Fond memories awakened

I started playing the piano recently and to that end, there’s a pile of sheet music – disproportionately by Yann Tiersen – on my piano for me to learn. Most days I play some of the music I need to read and learn, and other days, I also play music I remember from my mispent youth. It might surprise you to know I spent a lot of time in pubs, with a diet 7-up in front of me, playing music.

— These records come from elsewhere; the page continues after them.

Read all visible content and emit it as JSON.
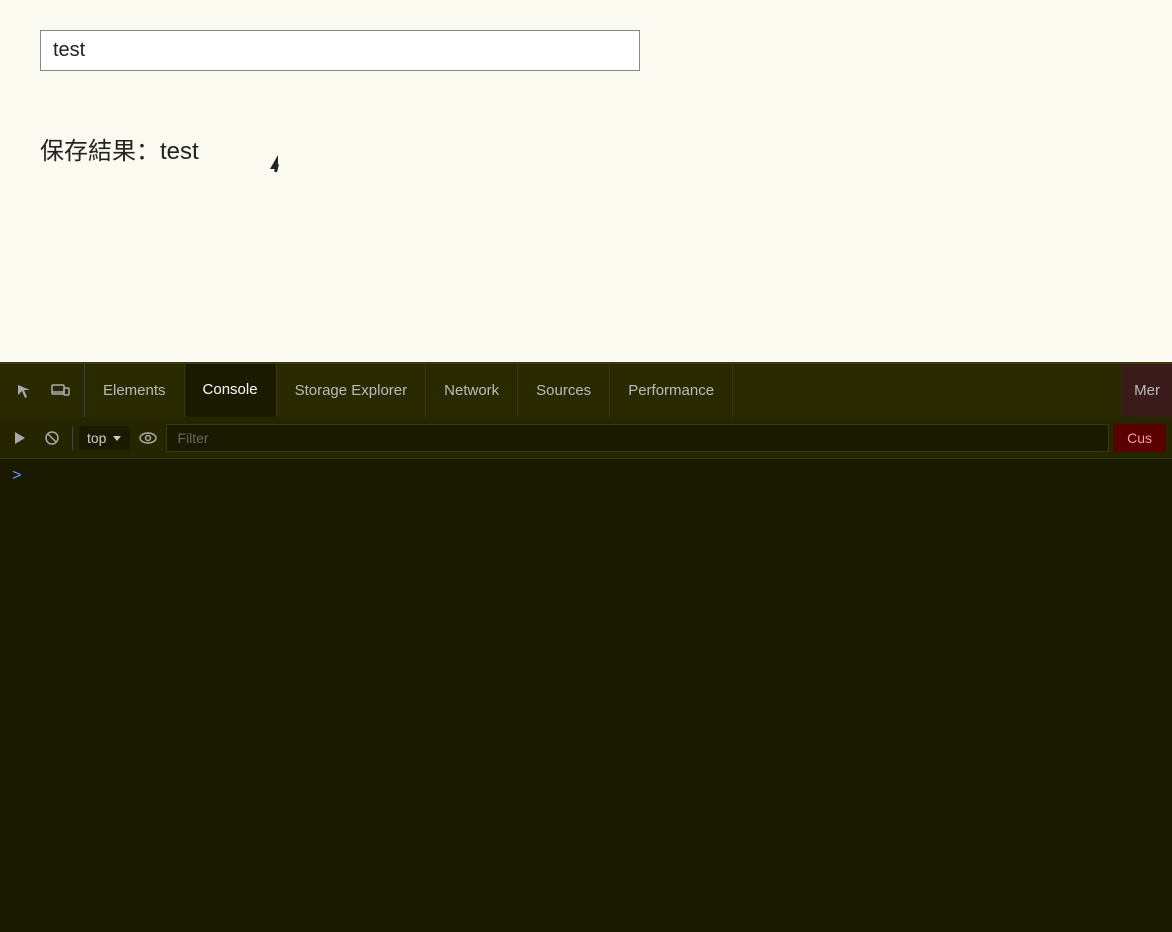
{
  "page": {
    "input_value": "test",
    "saved_result_label": "保存結果：test"
  },
  "devtools": {
    "tabs": [
      {
        "id": "elements",
        "label": "Elements",
        "active": false
      },
      {
        "id": "console",
        "label": "Console",
        "active": true
      },
      {
        "id": "storage-explorer",
        "label": "Storage Explorer",
        "active": false
      },
      {
        "id": "network",
        "label": "Network",
        "active": false
      },
      {
        "id": "sources",
        "label": "Sources",
        "active": false
      },
      {
        "id": "performance",
        "label": "Performance",
        "active": false
      },
      {
        "id": "more",
        "label": "Mer",
        "active": false
      }
    ],
    "toolbar": {
      "context_label": "top",
      "filter_placeholder": "Filter",
      "cus_label": "Cus"
    },
    "console_prompt": ">"
  }
}
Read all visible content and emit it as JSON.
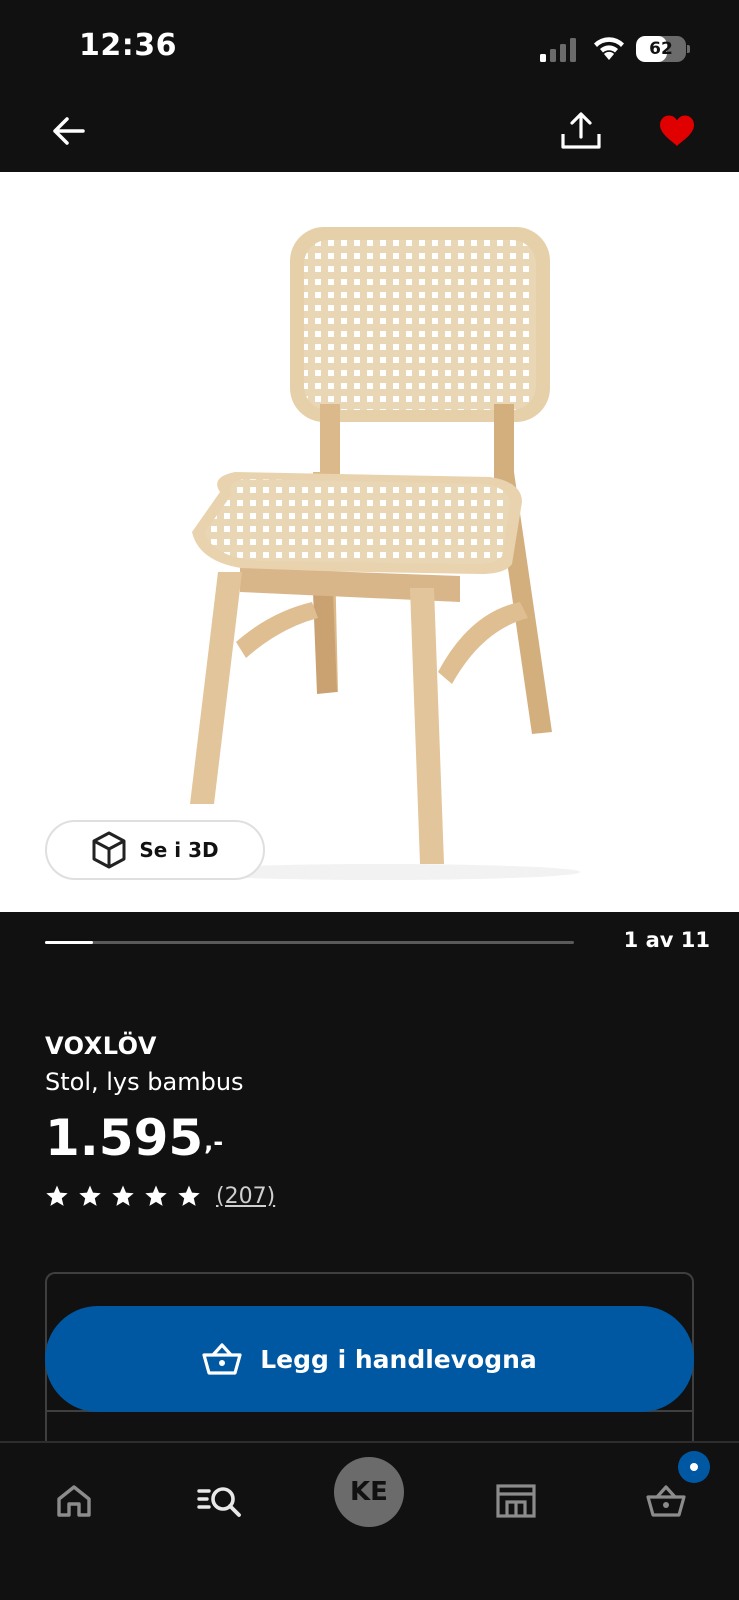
{
  "status_bar": {
    "time": "12:36",
    "battery_level": "62",
    "battery_percent": 62
  },
  "nav": {
    "back_icon": "arrow-left-icon",
    "share_icon": "share-icon",
    "favorite_icon": "heart-icon",
    "favorite_color": "#e00000"
  },
  "gallery": {
    "view_3d_label": "Se i 3D",
    "view_3d_icon": "cube-icon",
    "position_text": "1 av 11",
    "current": 1,
    "total": 11
  },
  "product": {
    "name": "VOXLÖV",
    "description": "Stol, lys bambus",
    "price": "1.595",
    "price_suffix": ",-",
    "rating_stars": 5,
    "rating_count": "(207)"
  },
  "cart_button": {
    "label": "Legg i handlevogna",
    "icon": "basket-icon",
    "color": "#0058a3"
  },
  "bottom_nav": {
    "items": [
      {
        "icon": "home-icon"
      },
      {
        "icon": "search-icon"
      },
      {
        "label": "KE"
      },
      {
        "icon": "store-icon"
      },
      {
        "icon": "basket-icon"
      }
    ]
  }
}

I also listened to a lot of traditional music from Scotland and Ireland, and I added Brittany and Galicia to that later, Right now I am listening to Alistair Fraser and Paul Machlis. I make no apologies and anyway it featured on the Sex and the City soundtrack which I found out by accident because I didn’t actually watch Sex and the City being that I tended to be in bars and places of musical interest like Whelans, the old HQ, the Olympia the first time you could stick to the floor, and Vicar Street. Anyway, tonight, for some bizarre reason, a song by an outfit called Silly Wizard came into my head, a song called the Broom of the Cowdenowes, sung by Andy M. Stewart. I fully expect not many people to be familiar; the band broke up years and years ago and at least one of them is dead now that I know of. Not sure whether Andy Stewart is alive – let me just check – and it looks like he died at the end of 2015, Somehow I missed that, Arguably, given what 2016 turned out to be it seems he left before the rush.

Anyway, I played a bit of the song, realised there was a bit of the 3rd line of the verse structure I couldn’t remember, so went and looked it up online, like we do for everything. Shortly after that I fell down a rabbit hole that involved old records by Aly Bain – if you watch the Transatlantic Sessions you’ll know him – and wound up with a piece of music called the Pearl. (that’s a youtube link by the way).

I used to play the Pearl and what kind of gets me now is that I had forgotten it existed. Completely. It’s a piece of music by Phil Cunningham (he was a member of Silly Wizard by the way so you can see the link here). I don’t even know what key I played it in. It’s all the more upsetting that I still play a couple of other pieces by Phil Cunningham regularly, but mainly from his days in Relativity (and sadly, two of them are dead for definite and I never got to see them in concert) and as a result of all that, amongst the pieces of music I need to learn is now the Pearl, for which I am on my own without a pile of sheet music, and also, now I am listening to Rip the Calico by the Bothy Band because two of the members of Relativity were also members of the Bothy Band and you know what, I don’t care if their records are like 40 years old, they were fantastic.